Clinical and Test Results

  • Blood pressure (systolic and diastolic)
  • Resting heart rate
  • Electrocardiogram (ECG) results
  • Chest pain type
  • Maximum heart rate during exercise
  • Exercise-induced angina
  • Blood oxygen levels (SpO₂)
  • Triglyceride levels

Target Variable

  • Heart Attack Likelihood: Yes/No

Potential Use Cases

1. Machine Learning for Risk Prediction

  • Train classification models (e.g., logistic regression, random forests, neural networks) to predict heart attack likelihood based on features.

2. Public Health Insights

  • Identify high-risk groups, such as sedentary individuals with a family history of heart disease, to guide targeted interventions.

3. Lifestyle Recommendations

  • Analyze the effects of modifiable factors like diet, exercise, and sleep on heart attack risk.

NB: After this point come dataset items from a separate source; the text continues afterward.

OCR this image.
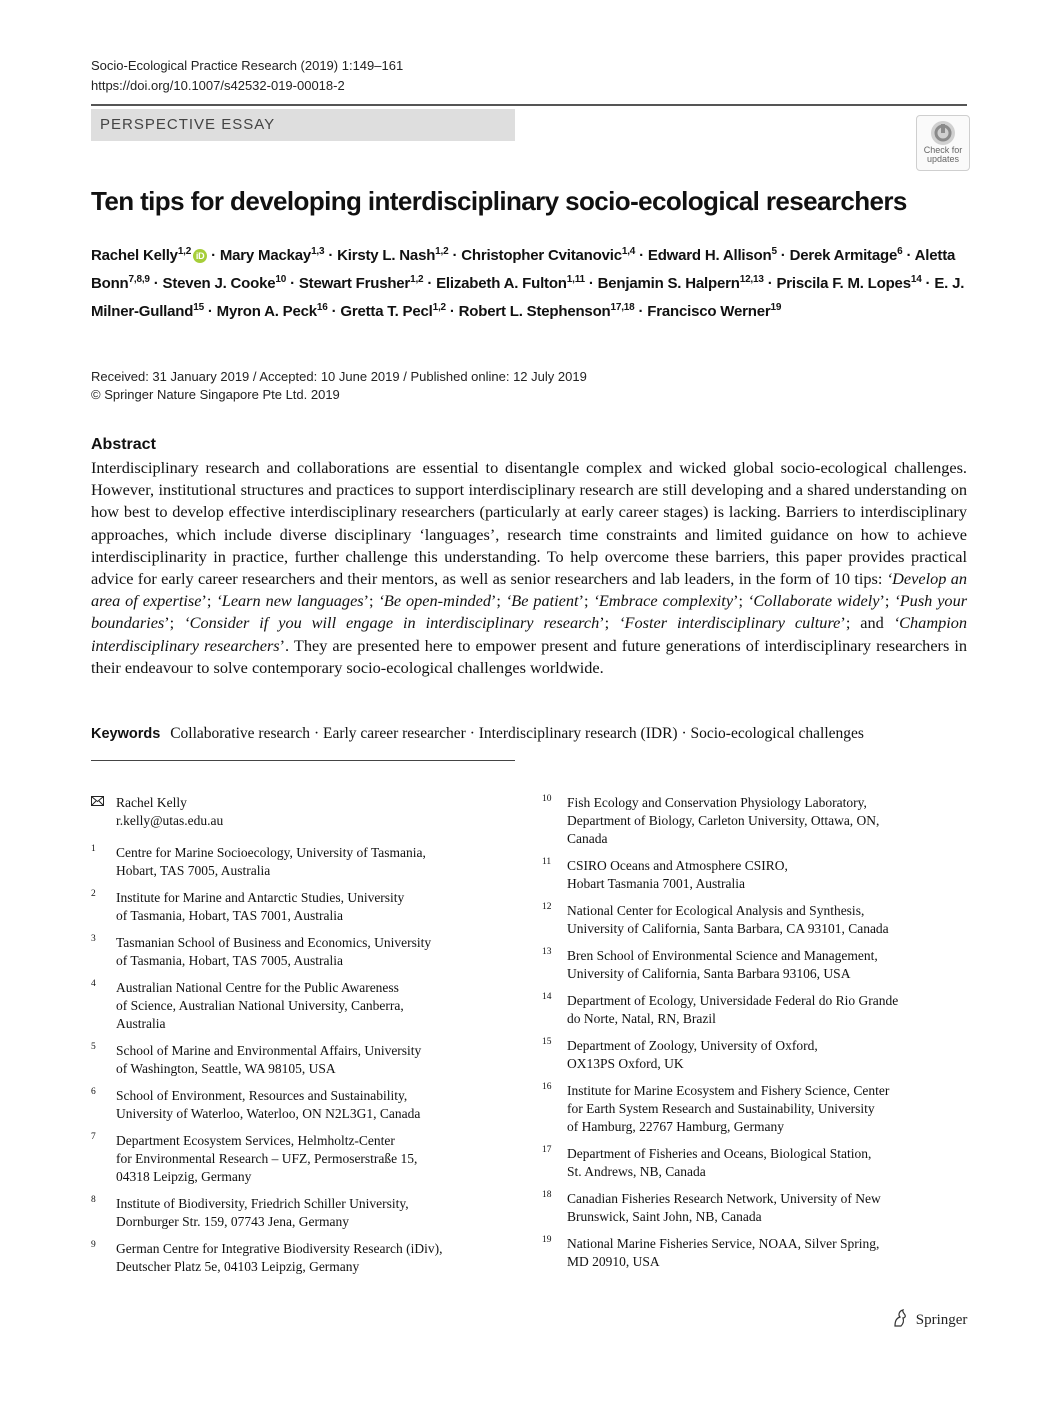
Socio-Ecological Practice Research (2019) 1:149–161
https://doi.org/10.1007/s42532-019-00018-2
PERSPECTIVE ESSAY
Check for
updates
Ten tips for developing interdisciplinary socio-ecological researchers
Rachel Kelly$^{1,2}$ iD · Mary Mackay$^{1,3}$ · Kirsty L. Nash$^{1,2}$ · Christopher Cvitanovic$^{1,4}$ · Edward H. Allison$^5$ · Derek Armitage$^6$ · Aletta Bonn$^{7,8,9}$ · Steven J. Cooke$^{10}$ · Stewart Frusher$^{1,2}$ · Elizabeth A. Fulton$^{1,11}$ · Benjamin S. Halpern$^{12,13}$ · Priscila F. M. Lopes$^{14}$ · E. J. Milner-Gulland$^{15}$ · Myron A. Peck$^{16}$ · Gretta T. Pecl$^{1,2}$ · Robert L. Stephenson$^{17,18}$ · Francisco Werner$^{19}$
Received: 31 January 2019 / Accepted: 10 June 2019 / Published online: 12 July 2019
© Springer Nature Singapore Pte Ltd. 2019
Abstract

Interdisciplinary research and collaborations are essential to disentangle complex and wicked global socio-ecological challenges. However, institutional structures and practices to support interdisciplinary research are still developing and a shared understanding on how best to develop effective interdisciplinary researchers (particularly at early career stages) is lacking. Barriers to interdisciplinary approaches, which include diverse disciplinary ‘languages’, research time constraints and limited guidance on how to achieve interdisciplinarity in practice, further challenge this understanding. To help overcome these barriers, this paper provides practical advice for early career researchers and their mentors, as well as senior researchers and lab leaders, in the form of 10 tips: ‘Develop an area of expertise’; ‘Learn new languages’; ‘Be open-minded’; ‘Be patient’; ‘Embrace complexity’; ‘Collaborate widely’; ‘Push your boundaries’; ‘Consider if you will engage in interdisciplinary research’; ‘Foster interdisciplinary culture’; and ‘Champion interdisciplinary researchers’. They are presented here to empower present and future generations of interdisciplinary researchers in their endeavour to solve contemporary socio-ecological challenges worldwide.

Keywords Collaborative research · Early career researcher · Interdisciplinary research (IDR) · Socio-ecological challenges
Rachel Kelly
r.kelly@utas.edu.au
1 Centre for Marine Socioecology, University of Tasmania,
Hobart, TAS 7005, Australia
2 Institute for Marine and Antarctic Studies, University
of Tasmania, Hobart, TAS 7001, Australia
3 Tasmanian School of Business and Economics, University
of Tasmania, Hobart, TAS 7005, Australia
4 Australian National Centre for the Public Awareness
of Science, Australian National University, Canberra,
Australia
5 School of Marine and Environmental Affairs, University
of Washington, Seattle, WA 98105, USA
6 School of Environment, Resources and Sustainability,
University of Waterloo, Waterloo, ON N2L3G1, Canada
7 Department Ecosystem Services, Helmholtz-Center
for Environmental Research – UFZ, Permoserstraße 15,
04318 Leipzig, Germany
8 Institute of Biodiversity, Friedrich Schiller University,
Dornburger Str. 159, 07743 Jena, Germany
9 German Centre for Integrative Biodiversity Research (iDiv),
Deutscher Platz 5e, 04103 Leipzig, Germany
10 Fish Ecology and Conservation Physiology Laboratory,
Department of Biology, Carleton University, Ottawa, ON,
Canada
11 CSIRO Oceans and Atmosphere CSIRO,
Hobart Tasmania 7001, Australia
12 National Center for Ecological Analysis and Synthesis,
University of California, Santa Barbara, CA 93101, Canada
13 Bren School of Environmental Science and Management,
University of California, Santa Barbara 93106, USA
14 Department of Ecology, Universidade Federal do Rio Grande
do Norte, Natal, RN, Brazil
15 Department of Zoology, University of Oxford,
OX13PS Oxford, UK
16 Institute for Marine Ecosystem and Fishery Science, Center
for Earth System Research and Sustainability, University
of Hamburg, 22767 Hamburg, Germany
17 Department of Fisheries and Oceans, Biological Station,
St. Andrews, NB, Canada
18 Canadian Fisheries Research Network, University of New
Brunswick, Saint John, NB, Canada
19 National Marine Fisheries Service, NOAA, Silver Spring,
MD 20910, USA
Springer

4. Regional and Socioeconomic Analysis

  • Study disparities in heart attack risk based on geographic or socioeconomic differences within India.

Insights to Extract

1. Feature Interactions

  • Examine non-linear relationships, such as how physical activity mitigates the effect of high BMI on heart attack risk.
    • Example: High BMI individuals with active lifestyles may have a lower risk compared to their sedentary counterparts.

2. Clustering

  • Use clustering techniques (e.g., K-Means, DBSCAN) to group individuals with similar risk profiles for tailored interventions.

3. Latent Factors

  • Apply dimensionality reduction techniques like PCA to uncover hidden health patterns influencing heart attack risk.

4. Causal Relationships

  • Use causal inference methods to determine if specific factors (e.g., stress) directly influence others (e.g., cholesterol levels).

5. Regional Variation

  • Conduct geospatial analysis to study how environmental and cultural factors across regions impact lifestyle, health indicators, and heart attack risks.

Example Insights to Explore

  • Stress and Sleep Interaction: Do high-stress individuals with inadequate sleep show significantly higher heart attack risk?
  • Exercise-Induced Angina: How does exercise-induced angina correlate with abnormal ECG results and high cholesterol?
  • Gender-Specific Risk Factors: Are there differences in risk factor importance, such as smoking or BMI, between men and women?
  • Dietary Impact: What is the differential impact of vegetarian vs. non-vegetarian diets on triglycerides and heart attack risk?
  • Rare Patterns: Identify rare combinations, such as individuals with low SpO₂, normal BMI, but high heart attack likelihood.

Starting Points for Analysis

  1. Correlation Analysis:
    • Assess relationships between individual features and heart attack likelihood.
  2. Predictive Modeling:
    • Build models like Random Forest or Gradient Boosting to predict outcomes and analyze feature importance.
  3. Trend Analysis:
    • If the dataset includes time-series data, investigate trends in key health metrics (e.g., cholesterol, stress levels) over time.

This dataset provides a robust foundation for deriving actionable insights and advancing research into young adult heart health.